Cults that have been created ex nihilo by a charismatic individual generally last only as long as the creator and his first group of adepts are able to maintain their belief in the cult’s doctrine. Such devotion or commitment to a charismatic person is difficult to routinize, or to pass on to a second generation of adherents who enter the cult after the passing of the original founding members. Either the cult withers away, or it undergoes an organisational and doctrinal re-valuation or restructuration that permits growth on a different basis, allowing new incoming members to gain material and personal rewards, thus eliminating the requirement of contact with the charismatic founding individual. On the other hand, cults may also form around a ritual, or a holy site, or even out of a fragmented existing religion, so that they are not dependent upon an individual founder.[9]
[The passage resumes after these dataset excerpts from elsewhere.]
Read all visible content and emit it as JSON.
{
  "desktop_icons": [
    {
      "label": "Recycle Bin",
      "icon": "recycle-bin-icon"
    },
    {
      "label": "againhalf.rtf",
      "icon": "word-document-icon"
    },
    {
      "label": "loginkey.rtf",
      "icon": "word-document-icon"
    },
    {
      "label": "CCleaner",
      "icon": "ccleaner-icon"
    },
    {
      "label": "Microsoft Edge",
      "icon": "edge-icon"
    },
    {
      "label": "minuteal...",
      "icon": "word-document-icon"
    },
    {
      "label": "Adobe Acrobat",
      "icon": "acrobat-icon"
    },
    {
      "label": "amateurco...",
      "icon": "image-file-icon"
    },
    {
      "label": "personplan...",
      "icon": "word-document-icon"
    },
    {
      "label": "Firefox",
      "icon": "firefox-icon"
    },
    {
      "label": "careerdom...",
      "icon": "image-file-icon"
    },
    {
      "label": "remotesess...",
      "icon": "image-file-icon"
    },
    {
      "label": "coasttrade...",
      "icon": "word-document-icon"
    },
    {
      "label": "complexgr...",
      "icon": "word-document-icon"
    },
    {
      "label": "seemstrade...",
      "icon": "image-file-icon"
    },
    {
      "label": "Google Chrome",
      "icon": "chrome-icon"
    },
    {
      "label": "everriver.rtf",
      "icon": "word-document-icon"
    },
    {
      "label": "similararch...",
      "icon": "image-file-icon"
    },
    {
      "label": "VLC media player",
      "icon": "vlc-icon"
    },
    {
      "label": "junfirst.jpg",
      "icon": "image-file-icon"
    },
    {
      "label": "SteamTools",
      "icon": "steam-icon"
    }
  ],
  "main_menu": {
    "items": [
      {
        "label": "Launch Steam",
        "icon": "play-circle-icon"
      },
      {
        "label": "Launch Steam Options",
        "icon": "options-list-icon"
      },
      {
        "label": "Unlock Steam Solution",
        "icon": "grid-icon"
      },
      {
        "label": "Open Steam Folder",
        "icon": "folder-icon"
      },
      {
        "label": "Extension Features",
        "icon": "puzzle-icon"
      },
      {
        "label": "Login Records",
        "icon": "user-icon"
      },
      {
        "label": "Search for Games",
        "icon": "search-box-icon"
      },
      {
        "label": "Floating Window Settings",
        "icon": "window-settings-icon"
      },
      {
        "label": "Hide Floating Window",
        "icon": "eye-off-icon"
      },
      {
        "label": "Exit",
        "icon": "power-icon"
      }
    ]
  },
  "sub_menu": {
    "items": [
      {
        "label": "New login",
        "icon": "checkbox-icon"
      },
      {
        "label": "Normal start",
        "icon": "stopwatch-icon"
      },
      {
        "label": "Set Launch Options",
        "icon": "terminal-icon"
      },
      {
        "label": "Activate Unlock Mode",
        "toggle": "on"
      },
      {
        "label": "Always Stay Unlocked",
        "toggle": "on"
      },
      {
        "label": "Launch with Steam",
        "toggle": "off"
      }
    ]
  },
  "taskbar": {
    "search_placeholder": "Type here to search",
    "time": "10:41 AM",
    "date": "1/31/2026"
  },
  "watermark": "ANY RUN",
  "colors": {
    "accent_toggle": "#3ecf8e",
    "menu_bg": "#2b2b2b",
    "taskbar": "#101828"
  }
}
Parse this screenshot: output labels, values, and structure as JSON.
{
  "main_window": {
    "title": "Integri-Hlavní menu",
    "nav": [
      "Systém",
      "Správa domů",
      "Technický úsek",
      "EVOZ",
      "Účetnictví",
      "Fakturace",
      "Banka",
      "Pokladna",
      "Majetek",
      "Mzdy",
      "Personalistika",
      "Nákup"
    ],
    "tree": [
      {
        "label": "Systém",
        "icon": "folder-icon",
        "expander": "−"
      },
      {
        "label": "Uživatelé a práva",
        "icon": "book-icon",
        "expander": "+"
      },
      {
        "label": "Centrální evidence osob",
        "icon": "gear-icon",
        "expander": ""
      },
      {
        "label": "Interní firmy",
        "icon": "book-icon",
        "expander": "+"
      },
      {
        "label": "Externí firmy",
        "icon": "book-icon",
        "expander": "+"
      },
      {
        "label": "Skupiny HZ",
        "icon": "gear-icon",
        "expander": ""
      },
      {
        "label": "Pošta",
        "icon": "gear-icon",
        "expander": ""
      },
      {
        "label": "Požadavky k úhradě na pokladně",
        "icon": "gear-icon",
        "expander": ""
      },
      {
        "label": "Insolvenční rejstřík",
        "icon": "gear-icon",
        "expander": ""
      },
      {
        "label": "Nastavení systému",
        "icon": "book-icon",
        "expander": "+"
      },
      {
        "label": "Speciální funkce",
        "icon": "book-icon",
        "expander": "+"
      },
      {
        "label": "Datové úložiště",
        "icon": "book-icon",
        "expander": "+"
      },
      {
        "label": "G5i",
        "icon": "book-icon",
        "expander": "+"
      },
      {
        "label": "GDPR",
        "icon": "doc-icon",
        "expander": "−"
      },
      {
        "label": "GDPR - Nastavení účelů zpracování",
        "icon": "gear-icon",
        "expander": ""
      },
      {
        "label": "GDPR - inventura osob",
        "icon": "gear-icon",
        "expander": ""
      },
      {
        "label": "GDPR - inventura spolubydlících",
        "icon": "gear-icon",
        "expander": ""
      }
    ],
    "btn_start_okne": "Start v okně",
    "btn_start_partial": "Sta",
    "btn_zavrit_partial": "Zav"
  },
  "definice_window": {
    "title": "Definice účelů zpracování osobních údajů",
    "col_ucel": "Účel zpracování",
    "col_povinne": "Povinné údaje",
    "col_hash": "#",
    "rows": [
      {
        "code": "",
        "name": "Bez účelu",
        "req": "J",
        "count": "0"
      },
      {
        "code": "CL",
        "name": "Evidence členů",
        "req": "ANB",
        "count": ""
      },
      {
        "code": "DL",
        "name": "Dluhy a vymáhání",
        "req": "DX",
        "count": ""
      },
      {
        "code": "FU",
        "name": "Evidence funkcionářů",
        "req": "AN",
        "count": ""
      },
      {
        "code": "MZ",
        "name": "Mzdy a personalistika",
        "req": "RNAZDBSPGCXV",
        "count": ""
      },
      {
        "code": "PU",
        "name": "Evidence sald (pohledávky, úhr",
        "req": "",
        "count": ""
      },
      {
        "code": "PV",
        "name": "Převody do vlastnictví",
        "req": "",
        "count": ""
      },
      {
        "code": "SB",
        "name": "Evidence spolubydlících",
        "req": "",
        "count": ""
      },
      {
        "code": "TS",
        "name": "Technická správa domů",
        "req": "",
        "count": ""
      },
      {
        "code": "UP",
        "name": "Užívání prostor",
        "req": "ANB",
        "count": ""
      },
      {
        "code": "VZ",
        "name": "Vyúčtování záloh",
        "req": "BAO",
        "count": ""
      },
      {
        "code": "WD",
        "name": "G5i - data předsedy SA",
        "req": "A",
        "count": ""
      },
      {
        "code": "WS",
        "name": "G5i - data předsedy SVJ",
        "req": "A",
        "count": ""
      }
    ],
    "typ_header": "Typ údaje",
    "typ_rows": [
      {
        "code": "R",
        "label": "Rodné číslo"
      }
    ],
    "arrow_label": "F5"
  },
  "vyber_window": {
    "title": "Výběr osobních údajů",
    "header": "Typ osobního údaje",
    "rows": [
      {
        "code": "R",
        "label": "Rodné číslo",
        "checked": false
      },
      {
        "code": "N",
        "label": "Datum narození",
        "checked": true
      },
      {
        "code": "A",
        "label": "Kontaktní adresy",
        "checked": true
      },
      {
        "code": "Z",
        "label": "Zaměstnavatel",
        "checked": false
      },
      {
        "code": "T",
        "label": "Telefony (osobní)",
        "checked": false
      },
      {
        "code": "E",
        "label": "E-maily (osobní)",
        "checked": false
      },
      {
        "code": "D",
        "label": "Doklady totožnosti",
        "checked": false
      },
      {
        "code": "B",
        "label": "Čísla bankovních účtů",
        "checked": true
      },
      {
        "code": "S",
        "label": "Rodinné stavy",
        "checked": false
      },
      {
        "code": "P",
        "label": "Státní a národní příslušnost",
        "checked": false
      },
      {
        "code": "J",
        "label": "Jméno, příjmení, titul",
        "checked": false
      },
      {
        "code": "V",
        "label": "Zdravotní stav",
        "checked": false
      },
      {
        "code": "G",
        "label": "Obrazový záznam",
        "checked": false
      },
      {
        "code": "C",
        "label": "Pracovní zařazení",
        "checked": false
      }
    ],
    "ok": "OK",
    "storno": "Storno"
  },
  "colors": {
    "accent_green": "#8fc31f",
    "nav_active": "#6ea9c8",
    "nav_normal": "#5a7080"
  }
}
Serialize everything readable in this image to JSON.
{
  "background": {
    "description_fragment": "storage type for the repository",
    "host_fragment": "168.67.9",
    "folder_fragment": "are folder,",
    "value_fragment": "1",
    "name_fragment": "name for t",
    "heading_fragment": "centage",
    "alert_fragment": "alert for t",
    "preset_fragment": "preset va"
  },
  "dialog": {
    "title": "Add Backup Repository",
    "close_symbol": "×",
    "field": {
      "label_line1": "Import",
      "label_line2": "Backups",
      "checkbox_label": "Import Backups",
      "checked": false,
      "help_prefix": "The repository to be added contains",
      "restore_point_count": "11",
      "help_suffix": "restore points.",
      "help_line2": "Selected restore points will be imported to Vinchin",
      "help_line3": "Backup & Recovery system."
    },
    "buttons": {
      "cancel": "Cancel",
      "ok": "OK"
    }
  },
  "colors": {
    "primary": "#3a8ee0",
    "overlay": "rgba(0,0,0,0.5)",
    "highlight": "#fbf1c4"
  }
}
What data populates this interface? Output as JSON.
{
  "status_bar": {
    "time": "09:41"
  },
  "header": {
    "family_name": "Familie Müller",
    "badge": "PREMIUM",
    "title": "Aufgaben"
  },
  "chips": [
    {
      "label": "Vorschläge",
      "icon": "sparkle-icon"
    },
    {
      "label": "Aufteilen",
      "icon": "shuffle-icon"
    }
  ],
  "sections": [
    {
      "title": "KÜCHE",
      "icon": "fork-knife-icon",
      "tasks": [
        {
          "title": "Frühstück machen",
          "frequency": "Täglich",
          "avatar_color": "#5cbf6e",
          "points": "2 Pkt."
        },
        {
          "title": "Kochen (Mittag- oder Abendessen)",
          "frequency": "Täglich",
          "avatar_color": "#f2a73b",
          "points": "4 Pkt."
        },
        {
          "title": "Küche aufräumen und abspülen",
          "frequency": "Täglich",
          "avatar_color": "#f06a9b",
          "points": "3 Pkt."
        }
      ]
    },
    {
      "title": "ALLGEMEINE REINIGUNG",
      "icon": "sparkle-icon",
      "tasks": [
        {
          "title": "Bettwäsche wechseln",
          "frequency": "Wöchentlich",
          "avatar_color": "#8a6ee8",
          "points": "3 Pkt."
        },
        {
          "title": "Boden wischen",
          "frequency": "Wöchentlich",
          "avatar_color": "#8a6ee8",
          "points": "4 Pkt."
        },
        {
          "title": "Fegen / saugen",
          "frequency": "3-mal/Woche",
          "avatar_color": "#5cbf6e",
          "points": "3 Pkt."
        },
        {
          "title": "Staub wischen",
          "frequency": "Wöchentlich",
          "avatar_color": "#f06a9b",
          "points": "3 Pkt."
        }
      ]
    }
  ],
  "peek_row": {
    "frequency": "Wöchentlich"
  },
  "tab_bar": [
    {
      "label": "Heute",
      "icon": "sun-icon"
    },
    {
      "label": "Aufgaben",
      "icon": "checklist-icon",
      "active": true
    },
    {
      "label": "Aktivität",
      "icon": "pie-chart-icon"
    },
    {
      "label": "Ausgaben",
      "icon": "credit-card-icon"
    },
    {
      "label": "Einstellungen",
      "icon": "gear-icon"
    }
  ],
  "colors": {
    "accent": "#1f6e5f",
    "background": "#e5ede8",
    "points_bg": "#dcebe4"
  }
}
The life expectancy of a cult depends upon its ability to maintain and increase the number of adherents. To understand how a cult performs in society, one can use the social-science model of “religious economy”, a simple enough term referring to the notional totality of all religious activity taking place in a society, but provocatively described by Stark in commercial terms, such as ‘market’, ‘clients’, and ‘firms’.[10] A new cult is at greatest risk in a pluralistic religious market because it is difficult to compete for a market share among a population of potential customers with many options available. Most clients will choose the most convenient religions, usually the main stream ‘firms’. New start-up religious firms have not only to compete with the established firms, they must also compete among each other for the available marginal or deviant clients, that is, those who are willing to look outside standard solutions. A new or marginal religious firm is best served by catering to a select clientele in order to be successful. By adapting and continuing to provide an attractive product through careful adjustment of the cult’s ideology and organisation, in keeping with changes in the political, economic and social climate, the cult can ensure itself a long working life. As in all markets, the product must be desirable and functional to maintain adherence or commitment. These claims by Stark have been criticised by historians of ancient religion because they seem to misrepresent the degree and nature of competition in a flexible, polytheistic religious system such as that of pagan antiquity. But we can perhaps retain them in a general way for the new, essentially non-civic cults of the ‘long’ Hellenistic period, such as those of the Mater Magna, Isis and Sarapis, IOM Dolichenus and Mithras. These cults developed new types of non-traditional organisation together with universal, non-particularistic claims relating to individual ‘well-being’ in the world, even though they were by no means all ‘mystery cults’.